Roma – “Non si può tornare a bail-out generalizzati” per il salvataggio delle banche. Al contrario, “gli strumenti di intervento a livello europeo vanno potenziati”, secondo Andrea Enria, presidente dell’Autorità bancaria europea (Eba). Durante un’audizione davanti ai senatori della Commissione Finanze, Enria ha difeso quindi il principio del bail-in, ovvero di ricorrere alle risorse di azionisti, obbligazionisti subordinati e correntisti sopra i 100mila euro per il salvataggio degli istituti di credito. Anche perché, a suo avviso, “le vicende della crisi finanziaria hanno dimostrato che un’estesa e incondizionata garanzia pubblica sulle passività bancarie non è né equa né sostenibile”.
Quando si è scelto di evitare il bail-in come nel recente caso del salvataggio di veneto Banca e Popolare di Vicenza, ha spiegato il presidente dell’Eba, “sembra essere emersa la possibilità che l’interesse pubblico (l’elemento che appunto consente l’eccezione, ndr) sia valutato in modo diverso a livello europeo e nazionale”. Si tratta, per Enria, di un fattore che “potenzialmente apre la strada alla possibilità che diverse preferenze emergano a livello nazionale” sul ricorso all’intervento dello Stato. In altre parole, come la Bce, anche l’Eba è convinta che le eccezioni al bail-in concesse per le banche venete rischino di incrinare il meccanismo di salvataggio che pesa sui risparmiatori anziché sui contribuenti.
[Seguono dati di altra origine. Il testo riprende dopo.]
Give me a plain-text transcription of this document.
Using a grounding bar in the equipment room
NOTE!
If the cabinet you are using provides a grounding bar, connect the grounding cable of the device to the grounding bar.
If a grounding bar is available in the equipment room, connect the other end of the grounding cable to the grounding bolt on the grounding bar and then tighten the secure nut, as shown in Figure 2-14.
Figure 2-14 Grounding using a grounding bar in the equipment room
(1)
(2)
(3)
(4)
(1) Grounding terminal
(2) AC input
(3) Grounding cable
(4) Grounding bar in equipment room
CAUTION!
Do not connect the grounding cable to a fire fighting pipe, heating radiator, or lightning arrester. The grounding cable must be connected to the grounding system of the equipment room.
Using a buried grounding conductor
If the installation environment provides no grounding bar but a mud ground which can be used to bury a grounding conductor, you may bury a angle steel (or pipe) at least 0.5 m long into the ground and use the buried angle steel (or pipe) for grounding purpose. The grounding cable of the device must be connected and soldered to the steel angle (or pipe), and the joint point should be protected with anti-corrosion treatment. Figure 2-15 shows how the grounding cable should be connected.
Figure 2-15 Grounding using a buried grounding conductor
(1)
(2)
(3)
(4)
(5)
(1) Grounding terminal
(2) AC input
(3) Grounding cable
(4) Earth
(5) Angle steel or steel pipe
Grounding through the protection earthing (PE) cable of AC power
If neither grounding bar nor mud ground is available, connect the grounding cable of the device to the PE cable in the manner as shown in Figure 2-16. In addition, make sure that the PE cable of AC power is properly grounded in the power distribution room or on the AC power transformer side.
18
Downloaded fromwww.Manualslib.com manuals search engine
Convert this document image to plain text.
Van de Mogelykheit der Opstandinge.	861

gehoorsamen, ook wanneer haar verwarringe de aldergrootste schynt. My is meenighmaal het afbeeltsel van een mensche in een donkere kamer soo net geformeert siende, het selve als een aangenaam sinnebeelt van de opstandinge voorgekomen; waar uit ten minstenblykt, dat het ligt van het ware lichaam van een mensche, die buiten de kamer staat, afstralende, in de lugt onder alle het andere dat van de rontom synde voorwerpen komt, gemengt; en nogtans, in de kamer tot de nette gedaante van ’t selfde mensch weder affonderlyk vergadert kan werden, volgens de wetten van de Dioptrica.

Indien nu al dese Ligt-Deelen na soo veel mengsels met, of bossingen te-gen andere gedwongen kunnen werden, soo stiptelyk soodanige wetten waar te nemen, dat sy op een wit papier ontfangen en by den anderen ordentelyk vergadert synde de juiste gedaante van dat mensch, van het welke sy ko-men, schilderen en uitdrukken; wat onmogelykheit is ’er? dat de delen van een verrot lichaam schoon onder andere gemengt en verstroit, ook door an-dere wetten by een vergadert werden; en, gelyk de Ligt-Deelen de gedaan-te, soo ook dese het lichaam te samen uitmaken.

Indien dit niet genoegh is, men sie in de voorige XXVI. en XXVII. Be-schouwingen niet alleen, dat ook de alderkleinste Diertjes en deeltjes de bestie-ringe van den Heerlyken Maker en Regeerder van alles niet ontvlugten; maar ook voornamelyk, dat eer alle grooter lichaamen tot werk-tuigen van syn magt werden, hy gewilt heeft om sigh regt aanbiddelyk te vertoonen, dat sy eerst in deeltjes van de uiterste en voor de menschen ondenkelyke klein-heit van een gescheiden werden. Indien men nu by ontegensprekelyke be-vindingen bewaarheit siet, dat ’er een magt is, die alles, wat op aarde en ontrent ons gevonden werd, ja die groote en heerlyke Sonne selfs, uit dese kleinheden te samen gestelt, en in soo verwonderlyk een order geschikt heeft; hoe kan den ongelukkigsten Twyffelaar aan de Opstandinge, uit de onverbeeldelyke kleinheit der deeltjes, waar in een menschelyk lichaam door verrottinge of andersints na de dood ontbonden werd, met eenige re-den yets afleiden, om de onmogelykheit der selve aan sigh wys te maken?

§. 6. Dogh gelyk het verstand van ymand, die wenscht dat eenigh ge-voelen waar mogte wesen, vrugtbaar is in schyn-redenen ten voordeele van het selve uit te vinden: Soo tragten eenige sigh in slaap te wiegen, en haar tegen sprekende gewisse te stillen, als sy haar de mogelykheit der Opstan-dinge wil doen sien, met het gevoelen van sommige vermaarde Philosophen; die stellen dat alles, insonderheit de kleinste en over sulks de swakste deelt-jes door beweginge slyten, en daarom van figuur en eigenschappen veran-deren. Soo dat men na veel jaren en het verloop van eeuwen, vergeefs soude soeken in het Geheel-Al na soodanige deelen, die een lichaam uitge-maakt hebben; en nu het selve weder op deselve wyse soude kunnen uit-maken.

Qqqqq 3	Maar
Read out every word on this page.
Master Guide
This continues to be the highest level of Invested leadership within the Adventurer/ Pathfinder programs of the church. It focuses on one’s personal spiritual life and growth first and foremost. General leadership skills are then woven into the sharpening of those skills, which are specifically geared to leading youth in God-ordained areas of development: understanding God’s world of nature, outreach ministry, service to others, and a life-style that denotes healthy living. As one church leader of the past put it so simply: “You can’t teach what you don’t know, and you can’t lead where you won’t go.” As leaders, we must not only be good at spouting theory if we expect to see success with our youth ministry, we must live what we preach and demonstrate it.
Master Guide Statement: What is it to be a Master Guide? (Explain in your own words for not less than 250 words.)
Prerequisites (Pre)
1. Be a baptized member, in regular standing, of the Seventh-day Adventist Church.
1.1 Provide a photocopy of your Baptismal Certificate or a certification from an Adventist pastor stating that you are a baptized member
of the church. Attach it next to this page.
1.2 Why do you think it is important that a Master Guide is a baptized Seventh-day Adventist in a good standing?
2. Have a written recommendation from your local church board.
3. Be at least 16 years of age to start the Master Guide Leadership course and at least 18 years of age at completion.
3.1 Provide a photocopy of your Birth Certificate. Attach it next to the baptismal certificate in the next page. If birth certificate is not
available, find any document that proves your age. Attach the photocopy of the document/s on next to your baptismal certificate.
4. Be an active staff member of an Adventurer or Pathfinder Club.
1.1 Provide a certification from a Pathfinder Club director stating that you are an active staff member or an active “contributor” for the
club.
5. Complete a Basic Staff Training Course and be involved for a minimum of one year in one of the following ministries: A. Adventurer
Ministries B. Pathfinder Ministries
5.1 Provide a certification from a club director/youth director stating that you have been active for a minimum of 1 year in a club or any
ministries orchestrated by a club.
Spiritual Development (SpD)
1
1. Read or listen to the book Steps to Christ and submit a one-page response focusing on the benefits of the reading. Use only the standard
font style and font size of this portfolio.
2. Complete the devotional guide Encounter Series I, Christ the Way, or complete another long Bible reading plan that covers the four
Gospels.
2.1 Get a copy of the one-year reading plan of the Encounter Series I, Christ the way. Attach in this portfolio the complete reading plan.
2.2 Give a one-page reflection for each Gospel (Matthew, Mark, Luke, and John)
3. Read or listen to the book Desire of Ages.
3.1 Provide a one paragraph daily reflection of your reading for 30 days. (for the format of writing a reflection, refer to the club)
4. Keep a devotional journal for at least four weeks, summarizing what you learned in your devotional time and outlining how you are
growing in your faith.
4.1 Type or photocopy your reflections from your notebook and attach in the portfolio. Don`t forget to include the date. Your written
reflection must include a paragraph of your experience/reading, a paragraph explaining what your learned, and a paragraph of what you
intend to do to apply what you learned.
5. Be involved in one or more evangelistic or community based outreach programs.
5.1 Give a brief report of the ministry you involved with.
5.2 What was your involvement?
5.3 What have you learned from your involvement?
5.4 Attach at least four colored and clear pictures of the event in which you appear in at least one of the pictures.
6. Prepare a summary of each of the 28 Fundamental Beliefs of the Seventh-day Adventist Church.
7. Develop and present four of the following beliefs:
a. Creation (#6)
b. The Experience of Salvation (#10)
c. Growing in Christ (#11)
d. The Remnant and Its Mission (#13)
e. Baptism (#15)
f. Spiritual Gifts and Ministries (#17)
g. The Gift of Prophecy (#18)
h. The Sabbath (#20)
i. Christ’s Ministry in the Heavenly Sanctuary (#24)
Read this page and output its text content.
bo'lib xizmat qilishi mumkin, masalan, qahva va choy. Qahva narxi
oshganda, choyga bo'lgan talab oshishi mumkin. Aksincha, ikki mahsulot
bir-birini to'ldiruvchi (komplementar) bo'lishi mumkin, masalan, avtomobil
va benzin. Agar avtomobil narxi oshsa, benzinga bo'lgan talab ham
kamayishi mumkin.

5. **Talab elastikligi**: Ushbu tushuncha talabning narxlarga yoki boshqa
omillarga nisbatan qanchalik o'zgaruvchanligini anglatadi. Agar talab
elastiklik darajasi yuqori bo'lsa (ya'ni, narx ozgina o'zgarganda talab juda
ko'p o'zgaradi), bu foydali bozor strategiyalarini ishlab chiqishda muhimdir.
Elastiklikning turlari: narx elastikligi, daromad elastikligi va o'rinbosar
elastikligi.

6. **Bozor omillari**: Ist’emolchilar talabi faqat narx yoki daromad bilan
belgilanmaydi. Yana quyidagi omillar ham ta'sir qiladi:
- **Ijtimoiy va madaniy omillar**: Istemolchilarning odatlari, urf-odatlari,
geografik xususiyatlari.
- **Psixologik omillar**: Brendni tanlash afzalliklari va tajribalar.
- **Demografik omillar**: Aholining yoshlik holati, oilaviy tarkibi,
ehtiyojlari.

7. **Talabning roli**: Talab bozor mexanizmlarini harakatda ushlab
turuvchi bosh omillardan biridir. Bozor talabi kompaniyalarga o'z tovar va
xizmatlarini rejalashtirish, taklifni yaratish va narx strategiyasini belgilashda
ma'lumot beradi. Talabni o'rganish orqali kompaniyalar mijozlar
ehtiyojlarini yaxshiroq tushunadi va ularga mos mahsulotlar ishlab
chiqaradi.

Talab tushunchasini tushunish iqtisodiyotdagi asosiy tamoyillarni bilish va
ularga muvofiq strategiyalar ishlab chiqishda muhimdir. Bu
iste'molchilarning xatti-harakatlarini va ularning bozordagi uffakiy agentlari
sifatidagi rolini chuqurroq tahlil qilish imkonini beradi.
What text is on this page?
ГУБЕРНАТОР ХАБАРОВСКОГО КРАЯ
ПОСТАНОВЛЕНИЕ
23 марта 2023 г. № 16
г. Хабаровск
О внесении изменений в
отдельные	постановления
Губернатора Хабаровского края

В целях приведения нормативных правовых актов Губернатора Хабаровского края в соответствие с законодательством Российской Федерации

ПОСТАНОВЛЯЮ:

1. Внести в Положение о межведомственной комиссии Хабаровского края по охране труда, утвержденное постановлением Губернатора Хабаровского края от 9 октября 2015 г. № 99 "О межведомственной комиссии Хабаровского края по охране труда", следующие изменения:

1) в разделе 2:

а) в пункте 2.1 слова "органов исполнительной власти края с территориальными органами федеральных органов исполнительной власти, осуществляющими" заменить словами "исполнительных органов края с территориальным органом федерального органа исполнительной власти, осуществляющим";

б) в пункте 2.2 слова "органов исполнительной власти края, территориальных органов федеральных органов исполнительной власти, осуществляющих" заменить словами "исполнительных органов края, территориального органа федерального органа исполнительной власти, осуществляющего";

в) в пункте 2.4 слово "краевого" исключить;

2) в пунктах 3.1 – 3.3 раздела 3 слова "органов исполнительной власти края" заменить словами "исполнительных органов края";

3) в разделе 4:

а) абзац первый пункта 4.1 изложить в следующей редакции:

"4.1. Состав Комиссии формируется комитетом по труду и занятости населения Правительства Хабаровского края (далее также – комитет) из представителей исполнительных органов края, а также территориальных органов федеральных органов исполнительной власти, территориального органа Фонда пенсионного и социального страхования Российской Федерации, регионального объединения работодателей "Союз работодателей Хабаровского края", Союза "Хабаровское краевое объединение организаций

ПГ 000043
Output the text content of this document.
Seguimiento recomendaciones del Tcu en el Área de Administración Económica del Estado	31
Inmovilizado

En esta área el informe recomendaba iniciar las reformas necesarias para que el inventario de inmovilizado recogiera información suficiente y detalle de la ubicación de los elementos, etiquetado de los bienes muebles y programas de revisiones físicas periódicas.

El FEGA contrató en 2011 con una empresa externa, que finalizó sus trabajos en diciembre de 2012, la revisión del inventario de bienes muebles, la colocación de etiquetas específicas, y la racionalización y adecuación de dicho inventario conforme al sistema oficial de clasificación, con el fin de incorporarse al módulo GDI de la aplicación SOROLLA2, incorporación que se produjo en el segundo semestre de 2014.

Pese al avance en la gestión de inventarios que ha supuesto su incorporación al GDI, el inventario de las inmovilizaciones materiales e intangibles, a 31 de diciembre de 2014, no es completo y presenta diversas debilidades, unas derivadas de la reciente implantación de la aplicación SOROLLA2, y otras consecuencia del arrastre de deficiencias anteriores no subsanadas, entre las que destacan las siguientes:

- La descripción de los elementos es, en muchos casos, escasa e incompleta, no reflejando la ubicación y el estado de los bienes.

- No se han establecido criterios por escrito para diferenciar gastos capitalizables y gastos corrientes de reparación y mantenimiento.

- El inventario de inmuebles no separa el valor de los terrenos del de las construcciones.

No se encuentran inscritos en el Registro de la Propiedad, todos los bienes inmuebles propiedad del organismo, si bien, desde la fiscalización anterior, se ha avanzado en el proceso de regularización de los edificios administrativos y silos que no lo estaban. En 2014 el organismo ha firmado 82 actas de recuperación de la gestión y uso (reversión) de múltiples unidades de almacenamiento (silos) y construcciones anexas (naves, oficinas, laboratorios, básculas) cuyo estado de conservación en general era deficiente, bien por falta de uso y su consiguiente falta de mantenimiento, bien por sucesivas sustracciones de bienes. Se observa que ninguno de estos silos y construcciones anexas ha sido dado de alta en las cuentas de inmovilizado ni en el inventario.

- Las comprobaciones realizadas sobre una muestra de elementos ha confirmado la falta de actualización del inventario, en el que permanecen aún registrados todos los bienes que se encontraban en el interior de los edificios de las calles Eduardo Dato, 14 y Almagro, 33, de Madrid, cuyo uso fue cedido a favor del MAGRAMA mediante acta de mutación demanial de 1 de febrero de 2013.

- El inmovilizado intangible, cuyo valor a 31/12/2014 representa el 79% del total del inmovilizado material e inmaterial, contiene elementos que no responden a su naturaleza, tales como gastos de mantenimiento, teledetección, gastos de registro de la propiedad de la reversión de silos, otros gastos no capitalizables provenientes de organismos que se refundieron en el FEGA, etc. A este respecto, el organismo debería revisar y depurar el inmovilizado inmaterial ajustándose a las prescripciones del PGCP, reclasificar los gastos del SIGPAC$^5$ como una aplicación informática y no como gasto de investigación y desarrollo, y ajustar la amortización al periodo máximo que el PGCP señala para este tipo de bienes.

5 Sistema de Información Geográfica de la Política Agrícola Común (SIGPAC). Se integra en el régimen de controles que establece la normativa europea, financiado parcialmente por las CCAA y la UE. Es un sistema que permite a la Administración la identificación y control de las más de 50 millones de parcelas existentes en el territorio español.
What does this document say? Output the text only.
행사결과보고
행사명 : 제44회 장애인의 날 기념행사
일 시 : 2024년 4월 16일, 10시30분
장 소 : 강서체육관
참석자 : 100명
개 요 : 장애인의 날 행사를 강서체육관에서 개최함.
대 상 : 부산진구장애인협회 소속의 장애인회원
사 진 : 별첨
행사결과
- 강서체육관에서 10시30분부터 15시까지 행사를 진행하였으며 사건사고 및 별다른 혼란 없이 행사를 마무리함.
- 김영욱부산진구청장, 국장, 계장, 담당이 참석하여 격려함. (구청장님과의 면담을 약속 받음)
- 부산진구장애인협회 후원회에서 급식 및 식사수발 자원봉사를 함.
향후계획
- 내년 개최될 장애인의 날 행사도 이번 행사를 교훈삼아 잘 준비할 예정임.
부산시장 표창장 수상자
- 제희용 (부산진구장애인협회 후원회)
Il numero uno dell’istituto di vigilanza europeo ha confermato il proprio sostegno all’ipotesi di una bad bank per gestire a livello europeo i crediti deteriorati (Npl) che pesano sui bilanci degli istituti di credito. Su questo terreno “il processo di aggiustamento sta facendo progressi”, ha sottolineato Enria. I passi avanti però non bastano ancora, ha ammonito. Dal 2014 si sta registrando una diminuzione del rapporto tra Npl e impieghi delle banche, “ma il volume dei crediti deteriorati rimane ancora eccessivamente elevato”.
L’ammontare è di “poco al di sotto dei 1.000 miliardi di euro per tutta l’Unione”, stando all’analisi effettuata sul campione di istituti che l’Eba tiene sotto controllo. “In dieci Stati membri, tra i quali l’Italia, il rapporto tra crediti deteriorati e impieghi si situa sopra al 10%”, ha riferito Enria spiegando che ciò ha “un effetto negativo sulla redditività delle banche e sulla loro capacità di erogazione di nuovi crediti”. Rimane dunque “necessario attivare politiche attive che accelerino la pulizia dei bilanci bancari” dagli Npl.